史君子笑道,“师父说,你是我命里劫数。”

胡光平愣了愣,随即道,“胡说八道。”

史君子笑道,“开个玩笑而已,别太当真。”

两人没有说话,安静等着,不一会便有人前来通报,圣驾将到,所有人都戒备起来。

不一会,銮轿到了寺门,众人跪地恭迎。

见礼过后,皇上扶起主持师父,然后一同前往寺院正殿。

到了正殿,主持师父开始主持仪式,众人端坐蒲团上,跟着主持师父开始了祭天仪式。

祭天仪式较繁琐,时间又长,可是期间却又不允许中途离席。

这对于第一次参加仪式的胡光平而言,简直就是折磨。

两个时辰的祭天仪式结束后,胡光平的腿几乎麻了,史君子看到便扶了他一把。

“怎么你好像没事一样?”胡光平实在不明白,怎么明明他才是那个身娇体弱的人,自己看起来却更加不济。

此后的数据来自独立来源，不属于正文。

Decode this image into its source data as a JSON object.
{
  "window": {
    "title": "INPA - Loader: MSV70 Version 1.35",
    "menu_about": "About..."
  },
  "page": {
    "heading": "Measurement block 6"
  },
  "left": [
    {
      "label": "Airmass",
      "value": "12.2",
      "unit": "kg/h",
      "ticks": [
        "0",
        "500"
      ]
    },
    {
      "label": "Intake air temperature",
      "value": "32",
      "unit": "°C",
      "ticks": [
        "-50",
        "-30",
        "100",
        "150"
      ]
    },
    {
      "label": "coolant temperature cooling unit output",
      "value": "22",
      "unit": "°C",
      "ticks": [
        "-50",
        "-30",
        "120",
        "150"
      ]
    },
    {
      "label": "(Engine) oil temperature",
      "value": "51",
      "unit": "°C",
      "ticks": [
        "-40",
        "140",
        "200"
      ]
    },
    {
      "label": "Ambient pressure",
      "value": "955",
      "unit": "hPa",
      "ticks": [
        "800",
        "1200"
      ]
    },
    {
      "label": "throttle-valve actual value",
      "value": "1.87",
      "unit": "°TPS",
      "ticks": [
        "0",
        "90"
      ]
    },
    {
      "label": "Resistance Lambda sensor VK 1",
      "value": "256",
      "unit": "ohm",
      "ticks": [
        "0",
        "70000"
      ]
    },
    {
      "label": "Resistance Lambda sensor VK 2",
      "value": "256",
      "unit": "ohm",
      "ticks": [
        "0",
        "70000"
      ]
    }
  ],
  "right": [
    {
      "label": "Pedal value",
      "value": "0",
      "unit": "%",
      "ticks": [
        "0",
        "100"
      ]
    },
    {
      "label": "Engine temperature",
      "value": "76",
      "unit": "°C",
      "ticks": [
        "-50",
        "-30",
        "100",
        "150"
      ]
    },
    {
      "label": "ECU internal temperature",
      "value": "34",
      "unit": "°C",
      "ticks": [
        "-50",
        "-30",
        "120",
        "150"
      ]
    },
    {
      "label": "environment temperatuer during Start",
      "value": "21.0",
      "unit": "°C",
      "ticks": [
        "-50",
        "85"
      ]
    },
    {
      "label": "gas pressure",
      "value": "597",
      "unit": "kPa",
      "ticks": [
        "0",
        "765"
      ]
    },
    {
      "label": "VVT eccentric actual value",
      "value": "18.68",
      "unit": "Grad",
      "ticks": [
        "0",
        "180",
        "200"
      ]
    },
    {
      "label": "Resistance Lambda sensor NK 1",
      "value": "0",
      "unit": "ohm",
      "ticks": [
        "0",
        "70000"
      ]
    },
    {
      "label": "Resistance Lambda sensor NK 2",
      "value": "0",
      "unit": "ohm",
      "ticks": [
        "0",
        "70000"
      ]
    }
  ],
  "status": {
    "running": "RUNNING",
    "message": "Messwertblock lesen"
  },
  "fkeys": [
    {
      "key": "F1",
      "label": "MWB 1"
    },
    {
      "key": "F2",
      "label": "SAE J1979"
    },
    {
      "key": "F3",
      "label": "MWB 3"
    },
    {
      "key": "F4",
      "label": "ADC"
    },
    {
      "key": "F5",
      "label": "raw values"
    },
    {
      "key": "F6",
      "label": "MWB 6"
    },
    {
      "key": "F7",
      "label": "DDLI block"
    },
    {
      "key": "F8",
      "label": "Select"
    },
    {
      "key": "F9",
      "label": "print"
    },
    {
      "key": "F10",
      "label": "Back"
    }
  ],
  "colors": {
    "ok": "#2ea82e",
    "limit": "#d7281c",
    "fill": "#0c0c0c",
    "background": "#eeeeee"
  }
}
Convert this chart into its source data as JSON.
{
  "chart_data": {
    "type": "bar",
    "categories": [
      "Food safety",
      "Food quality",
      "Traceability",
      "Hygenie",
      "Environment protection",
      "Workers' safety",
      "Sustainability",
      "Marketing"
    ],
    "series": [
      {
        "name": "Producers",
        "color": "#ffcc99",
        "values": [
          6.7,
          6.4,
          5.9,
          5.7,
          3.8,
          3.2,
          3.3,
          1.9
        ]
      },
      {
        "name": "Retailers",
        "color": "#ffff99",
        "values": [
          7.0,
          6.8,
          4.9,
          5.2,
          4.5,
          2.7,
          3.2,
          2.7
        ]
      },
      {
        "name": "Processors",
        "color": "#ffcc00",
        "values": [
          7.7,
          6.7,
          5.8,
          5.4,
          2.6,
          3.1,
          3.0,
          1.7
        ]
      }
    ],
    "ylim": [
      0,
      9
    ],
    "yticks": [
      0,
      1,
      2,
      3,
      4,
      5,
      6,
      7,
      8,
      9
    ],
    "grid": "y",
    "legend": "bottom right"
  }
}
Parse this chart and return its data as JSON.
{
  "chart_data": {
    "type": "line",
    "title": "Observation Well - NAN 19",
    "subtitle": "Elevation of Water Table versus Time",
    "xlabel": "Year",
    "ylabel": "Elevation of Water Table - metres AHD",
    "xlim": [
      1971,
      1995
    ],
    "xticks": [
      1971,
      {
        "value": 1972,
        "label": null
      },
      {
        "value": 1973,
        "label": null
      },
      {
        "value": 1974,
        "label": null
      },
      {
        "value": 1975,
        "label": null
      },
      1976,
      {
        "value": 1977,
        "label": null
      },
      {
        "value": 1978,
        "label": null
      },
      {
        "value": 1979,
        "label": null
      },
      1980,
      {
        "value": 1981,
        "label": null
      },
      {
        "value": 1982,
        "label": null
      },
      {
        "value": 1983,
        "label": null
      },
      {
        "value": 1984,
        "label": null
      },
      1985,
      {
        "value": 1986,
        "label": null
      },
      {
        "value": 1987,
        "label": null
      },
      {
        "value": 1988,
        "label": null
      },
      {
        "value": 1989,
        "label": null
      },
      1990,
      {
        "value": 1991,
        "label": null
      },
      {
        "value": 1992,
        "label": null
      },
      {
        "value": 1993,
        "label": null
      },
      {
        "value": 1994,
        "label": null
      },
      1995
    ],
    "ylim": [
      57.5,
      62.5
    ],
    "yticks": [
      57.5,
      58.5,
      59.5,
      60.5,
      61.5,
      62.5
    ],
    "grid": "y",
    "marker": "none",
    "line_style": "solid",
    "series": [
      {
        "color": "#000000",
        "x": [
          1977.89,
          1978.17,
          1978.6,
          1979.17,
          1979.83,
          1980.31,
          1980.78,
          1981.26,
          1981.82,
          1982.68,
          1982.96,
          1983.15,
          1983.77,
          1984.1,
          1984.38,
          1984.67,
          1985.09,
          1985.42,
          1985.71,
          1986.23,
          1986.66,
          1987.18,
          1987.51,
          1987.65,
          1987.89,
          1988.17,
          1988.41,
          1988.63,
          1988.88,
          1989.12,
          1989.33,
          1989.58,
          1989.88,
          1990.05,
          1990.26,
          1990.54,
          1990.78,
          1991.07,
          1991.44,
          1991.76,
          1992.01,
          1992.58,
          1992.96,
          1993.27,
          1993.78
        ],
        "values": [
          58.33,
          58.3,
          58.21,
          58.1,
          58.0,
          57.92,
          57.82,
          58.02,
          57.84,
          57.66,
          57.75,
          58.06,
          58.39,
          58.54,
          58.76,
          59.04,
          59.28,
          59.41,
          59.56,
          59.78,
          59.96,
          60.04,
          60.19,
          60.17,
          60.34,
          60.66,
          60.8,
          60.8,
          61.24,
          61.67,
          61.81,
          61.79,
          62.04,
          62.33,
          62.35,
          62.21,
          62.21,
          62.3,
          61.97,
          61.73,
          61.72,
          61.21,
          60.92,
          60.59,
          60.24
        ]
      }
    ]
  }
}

史君子笑道,“这样的祭天仪式我不是第一次参加,也就习惯了。”

胡光平想了想,反问道,“明轩小王爷以前也参加过这样的仪式吧?”

史君子点点头道,“对,怎么这样问?”

“我在想是不是因为明轩小王爷知道这样的仪式比较枯燥,所以才不愿意来,然后才让我代替他来?”

史君子笑道,“你说对了。”

其实,虽然的确是由胡光平代替明轩参加的祭天仪式,但是让胡光平代替明轩的主意却是史君子提出来的。

把胡光平送了回去,史君子刚刚回房便被请了去。

祭天仪式过后,已是午后。

寺院里虽有过午不食的规定,但皇上毕竟是例外的。

祭天仪式过后,厨房便替皇上准备了膳食,陪同皇上一起用膳的有史君子的父亲和明轩的父亲。

史君子来到的时候,厨房已经备好膳食。

史君子还没见礼参拜,皇上已经免了他的礼,让他直接落座了。

“风儿,许久不见,舅舅看你最近气色不错。”

史君子笑道,“托皇舅舅的福。”

皇上笑道,“看来你也该入朝帮着舅舅了。”

史君子却道,“皇舅舅知道风儿身体一向不好,虽然也很想替皇舅舅分担一下,但是却是无能为力。”

一旁的丞相亦道,“请皇上见谅。”

皇上叹了口气道,“明轩也是不愿入朝,也是难为两位爱卿多多操劳了。”

明王爷接话道,“明轩这孩子,就知道吃喝玩乐什么也不懂,让他入朝岂不是折煞微臣。”

皇上笑笑,没有接话,待饭菜已经摆好,便道,“用膳吧,别多礼了。”

众人应了话,便一起拿起碗筷吃了起来。

吃过饭,皇上便让他们各自散了去。

史君子便陪着史丞相回了雅室,回到雅室,史君子正想退下,然而却被史丞相留下了喝茶。

“父亲有事要说?”史君子知道自家父亲没有饭后喝茶的习惯,故此一问。

史丞相本不知道该不该说这话,却听史君子问了话,自己倒也不好拐弯抹角了。

“为父今天看到你似乎跟那个胡公子很熟。”

史君子愣了愣,完全不明白父亲的意思。

史丞相又继续道,“你自小就不喜与人交流,能让你主动去结交的人胡公子算是第一个。”

史君子说道,“父亲想说什么?”

“胡公子是洛阳太守的儿子,大皇子母亲的娘家就是洛阳,所以你懂为父的意思吗?”

史君子从一开始就知道这点,但是他从来没有拒绝自己去结交胡光平,因为他觉得两人之间的结交与外物无关,所以他不在乎。

然而,父亲却对此上心了。

史君子没有应话,只道,“父亲,君子之交淡如水。”

史丞相没有再说话,点点头道,“希望真的只是清淡如水才好。”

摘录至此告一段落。